The politicization of human tragedy, sadly, has become a staple of modern American politics. In the wake of Hurricane Maria, the Category 5 storm that hammered Puerto Rico in Sept. 2017, Democrats predictably savaged the Trump administration for its supposedly too-little-too-late emergency response. It soon became clear that the island’s own government had dragged its feet over the distribution of emergency aid and supplies, but a new storm may have arrived after the discovery of a warehouse full of supplies intended for Maria’s victims. This tempest will not claim any lives, but it could, perhaps, claim some senior government jobs.
As things stand, the revelation that many tons of supplies are still sitting in a warehouse more than two years after the storm has already led to one dismissal: Gov. Wanda Vázquez Garced on Saturday, Jan. 18, fired the island’s emergency manager, Carlos Acevedo. The warehouse – discovered, apparently, during a post-earthquake inspection in the city of Ponce – is huge and is packed with unopened cases and pallets. Photographs and video footage have been posted on social media platforms as outrage spreads among residents of the island. The supplies include cases of water, baby formula, and emergency and survival equipment.
Puerto Rico’s Problems are Local
Before his removal from office, Acevedo released a statement that said in part: “It is important to emphasize that no citizen has been denied any of the items found at this place.” The fact that, some 28 months after the hurricane, this quantity of vital supplies sits untouched and undisturbed – as the posted videos appear to indicate – demonstrates the utter incompetence with which Puerto Rican authorities approached the relief effort.
It is nothing short of appalling to observe the hardships with which many Puerto Ricans have struggled since Maria. The final death toll is still in dispute, but a study commissioned by the territory’s government puts that number at 3,000. Thousands more lost their homes or were in other ways displaced and the island is still a long way from recovery.
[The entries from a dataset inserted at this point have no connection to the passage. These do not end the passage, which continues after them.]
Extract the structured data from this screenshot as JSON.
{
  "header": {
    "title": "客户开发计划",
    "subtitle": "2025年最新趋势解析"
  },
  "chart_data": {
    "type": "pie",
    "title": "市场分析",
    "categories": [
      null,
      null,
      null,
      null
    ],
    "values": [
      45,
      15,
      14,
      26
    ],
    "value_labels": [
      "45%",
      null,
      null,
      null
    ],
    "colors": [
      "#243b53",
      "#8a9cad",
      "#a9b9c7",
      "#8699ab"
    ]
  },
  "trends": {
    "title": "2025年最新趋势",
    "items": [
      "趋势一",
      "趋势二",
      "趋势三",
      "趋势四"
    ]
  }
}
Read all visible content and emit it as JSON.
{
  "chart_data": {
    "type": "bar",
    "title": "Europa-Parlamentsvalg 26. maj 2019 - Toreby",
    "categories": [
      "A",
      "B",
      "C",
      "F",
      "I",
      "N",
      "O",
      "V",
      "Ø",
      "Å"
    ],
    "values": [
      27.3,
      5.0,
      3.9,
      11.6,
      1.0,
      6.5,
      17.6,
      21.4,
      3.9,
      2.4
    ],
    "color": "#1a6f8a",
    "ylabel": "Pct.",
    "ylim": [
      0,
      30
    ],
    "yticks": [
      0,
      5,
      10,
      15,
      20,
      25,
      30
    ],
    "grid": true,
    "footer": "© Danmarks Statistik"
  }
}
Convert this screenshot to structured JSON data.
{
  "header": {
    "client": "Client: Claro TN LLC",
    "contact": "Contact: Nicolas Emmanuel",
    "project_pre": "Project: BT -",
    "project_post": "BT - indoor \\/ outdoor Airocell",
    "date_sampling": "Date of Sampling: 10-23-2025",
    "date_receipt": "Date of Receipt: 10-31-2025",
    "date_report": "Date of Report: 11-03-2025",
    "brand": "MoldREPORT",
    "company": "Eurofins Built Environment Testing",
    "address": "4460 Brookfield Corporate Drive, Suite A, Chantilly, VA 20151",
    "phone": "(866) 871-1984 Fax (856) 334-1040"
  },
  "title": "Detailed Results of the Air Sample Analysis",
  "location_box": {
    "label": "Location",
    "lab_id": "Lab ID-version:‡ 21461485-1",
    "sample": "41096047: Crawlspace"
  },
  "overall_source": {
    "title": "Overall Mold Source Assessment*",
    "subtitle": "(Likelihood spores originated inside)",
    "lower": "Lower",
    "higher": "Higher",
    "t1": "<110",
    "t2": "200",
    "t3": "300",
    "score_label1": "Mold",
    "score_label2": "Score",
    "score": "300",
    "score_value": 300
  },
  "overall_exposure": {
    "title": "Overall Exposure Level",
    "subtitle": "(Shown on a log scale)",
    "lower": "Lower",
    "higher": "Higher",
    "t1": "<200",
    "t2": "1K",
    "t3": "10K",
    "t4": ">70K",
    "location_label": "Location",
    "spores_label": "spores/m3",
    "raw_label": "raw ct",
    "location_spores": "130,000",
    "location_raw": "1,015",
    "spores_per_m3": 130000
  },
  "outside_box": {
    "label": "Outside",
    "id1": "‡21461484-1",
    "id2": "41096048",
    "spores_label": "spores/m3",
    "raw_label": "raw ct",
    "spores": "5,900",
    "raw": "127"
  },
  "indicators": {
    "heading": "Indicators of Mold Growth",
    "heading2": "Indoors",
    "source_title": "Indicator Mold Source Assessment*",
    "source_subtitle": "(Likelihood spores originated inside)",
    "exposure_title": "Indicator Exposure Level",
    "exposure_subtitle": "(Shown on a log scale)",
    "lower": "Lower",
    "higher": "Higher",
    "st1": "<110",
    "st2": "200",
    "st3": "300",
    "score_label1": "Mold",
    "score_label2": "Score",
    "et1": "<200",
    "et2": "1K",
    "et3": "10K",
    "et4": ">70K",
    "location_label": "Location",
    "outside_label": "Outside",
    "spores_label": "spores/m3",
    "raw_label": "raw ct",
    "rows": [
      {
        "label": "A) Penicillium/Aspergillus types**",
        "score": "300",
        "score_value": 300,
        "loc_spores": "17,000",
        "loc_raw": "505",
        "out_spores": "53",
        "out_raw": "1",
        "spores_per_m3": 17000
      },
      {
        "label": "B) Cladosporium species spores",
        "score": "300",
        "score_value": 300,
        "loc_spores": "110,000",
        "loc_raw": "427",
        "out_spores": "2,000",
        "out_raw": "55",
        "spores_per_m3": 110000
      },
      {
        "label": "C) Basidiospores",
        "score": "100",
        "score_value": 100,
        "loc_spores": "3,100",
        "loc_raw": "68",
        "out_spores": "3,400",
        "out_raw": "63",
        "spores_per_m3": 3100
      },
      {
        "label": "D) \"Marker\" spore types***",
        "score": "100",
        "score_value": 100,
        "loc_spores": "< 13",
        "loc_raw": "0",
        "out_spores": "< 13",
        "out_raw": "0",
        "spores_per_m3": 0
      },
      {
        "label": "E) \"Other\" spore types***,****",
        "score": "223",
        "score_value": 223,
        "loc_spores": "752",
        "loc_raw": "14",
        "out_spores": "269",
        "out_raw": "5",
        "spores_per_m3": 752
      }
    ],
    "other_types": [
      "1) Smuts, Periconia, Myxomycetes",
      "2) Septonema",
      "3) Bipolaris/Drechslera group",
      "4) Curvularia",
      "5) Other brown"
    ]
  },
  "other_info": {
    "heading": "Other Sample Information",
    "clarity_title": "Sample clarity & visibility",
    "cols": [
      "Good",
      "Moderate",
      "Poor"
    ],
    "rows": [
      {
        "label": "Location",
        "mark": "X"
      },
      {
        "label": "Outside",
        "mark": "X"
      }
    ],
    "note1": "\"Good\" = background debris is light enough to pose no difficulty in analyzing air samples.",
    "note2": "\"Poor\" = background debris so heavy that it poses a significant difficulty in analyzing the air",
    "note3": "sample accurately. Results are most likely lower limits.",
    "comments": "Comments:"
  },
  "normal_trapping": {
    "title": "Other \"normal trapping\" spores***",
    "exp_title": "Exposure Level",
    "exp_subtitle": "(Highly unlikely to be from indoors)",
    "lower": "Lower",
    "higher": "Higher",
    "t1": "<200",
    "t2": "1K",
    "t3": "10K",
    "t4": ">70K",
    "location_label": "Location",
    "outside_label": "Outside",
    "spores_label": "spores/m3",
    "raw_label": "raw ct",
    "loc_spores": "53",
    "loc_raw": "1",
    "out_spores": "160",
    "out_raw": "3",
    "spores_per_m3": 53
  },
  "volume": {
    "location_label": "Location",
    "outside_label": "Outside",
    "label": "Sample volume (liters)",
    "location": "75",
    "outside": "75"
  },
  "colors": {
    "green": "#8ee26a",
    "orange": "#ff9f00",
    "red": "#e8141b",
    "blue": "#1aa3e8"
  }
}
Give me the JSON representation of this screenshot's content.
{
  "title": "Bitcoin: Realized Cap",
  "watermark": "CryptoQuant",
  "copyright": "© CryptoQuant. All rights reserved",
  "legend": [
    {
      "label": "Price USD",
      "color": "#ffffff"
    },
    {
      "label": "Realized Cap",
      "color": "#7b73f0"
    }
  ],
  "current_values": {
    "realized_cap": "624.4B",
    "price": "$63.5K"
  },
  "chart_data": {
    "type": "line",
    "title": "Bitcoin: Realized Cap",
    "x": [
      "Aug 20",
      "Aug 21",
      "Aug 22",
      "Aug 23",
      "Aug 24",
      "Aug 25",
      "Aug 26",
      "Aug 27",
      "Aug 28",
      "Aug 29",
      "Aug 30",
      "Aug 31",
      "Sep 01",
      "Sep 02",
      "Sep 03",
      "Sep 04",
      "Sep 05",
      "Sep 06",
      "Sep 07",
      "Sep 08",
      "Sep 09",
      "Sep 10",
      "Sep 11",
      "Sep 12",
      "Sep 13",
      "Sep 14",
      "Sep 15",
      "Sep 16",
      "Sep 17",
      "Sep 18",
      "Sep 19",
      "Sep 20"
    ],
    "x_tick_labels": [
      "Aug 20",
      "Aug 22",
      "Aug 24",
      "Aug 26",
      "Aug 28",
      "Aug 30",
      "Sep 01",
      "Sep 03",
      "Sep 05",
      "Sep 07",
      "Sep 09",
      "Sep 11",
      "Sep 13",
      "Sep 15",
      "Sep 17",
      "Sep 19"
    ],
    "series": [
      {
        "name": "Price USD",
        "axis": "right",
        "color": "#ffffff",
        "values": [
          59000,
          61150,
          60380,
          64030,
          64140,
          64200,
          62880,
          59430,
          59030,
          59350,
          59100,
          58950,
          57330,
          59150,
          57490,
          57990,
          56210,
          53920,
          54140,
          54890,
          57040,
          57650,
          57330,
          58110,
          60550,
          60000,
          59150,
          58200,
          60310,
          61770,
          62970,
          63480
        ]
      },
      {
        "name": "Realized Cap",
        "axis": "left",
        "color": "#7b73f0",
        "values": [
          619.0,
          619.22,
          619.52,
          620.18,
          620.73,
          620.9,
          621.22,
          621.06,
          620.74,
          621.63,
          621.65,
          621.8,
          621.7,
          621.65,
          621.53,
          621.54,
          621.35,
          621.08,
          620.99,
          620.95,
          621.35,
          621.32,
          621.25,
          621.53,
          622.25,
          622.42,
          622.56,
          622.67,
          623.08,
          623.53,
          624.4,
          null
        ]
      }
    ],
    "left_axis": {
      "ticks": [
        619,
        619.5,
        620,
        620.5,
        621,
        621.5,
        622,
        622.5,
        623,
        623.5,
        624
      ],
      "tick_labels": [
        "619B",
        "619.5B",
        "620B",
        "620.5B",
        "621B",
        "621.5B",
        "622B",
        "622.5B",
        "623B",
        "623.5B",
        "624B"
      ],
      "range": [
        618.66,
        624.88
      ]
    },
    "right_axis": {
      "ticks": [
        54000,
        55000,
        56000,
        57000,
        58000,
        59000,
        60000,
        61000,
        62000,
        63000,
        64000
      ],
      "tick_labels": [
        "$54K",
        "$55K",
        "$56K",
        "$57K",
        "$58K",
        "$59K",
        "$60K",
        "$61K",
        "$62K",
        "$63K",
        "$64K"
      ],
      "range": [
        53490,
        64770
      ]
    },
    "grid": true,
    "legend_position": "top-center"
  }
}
Whether the response to Maria from the Federal Emergency Management Agency (FEMA) was adequate or left much to be desired depends, it seems, on one’s political alignment. Democrats on the U.S. mainland as well as on the island wasted no time in using the terrible effects of the storm to score political points against President Trump, who claims that his administration’s response was highly effective. Local authorities, though, were slow to distribute the huge quantities of aid that did arrive on the island after the storm.
Many would argue that this slow rollout of relief was largely due to the damage inflicted by Maria, such as lack of power, flooded or washed-out roads, and so on. There is no excuse, though, for this quantity of aid to be gathering dust in a warehouse all these many months later. This just-discovered cache provides a good analogy for Puerto Rico’s considerable problems: They lie not in Washington, D.C. but have been right there on the island for far too long.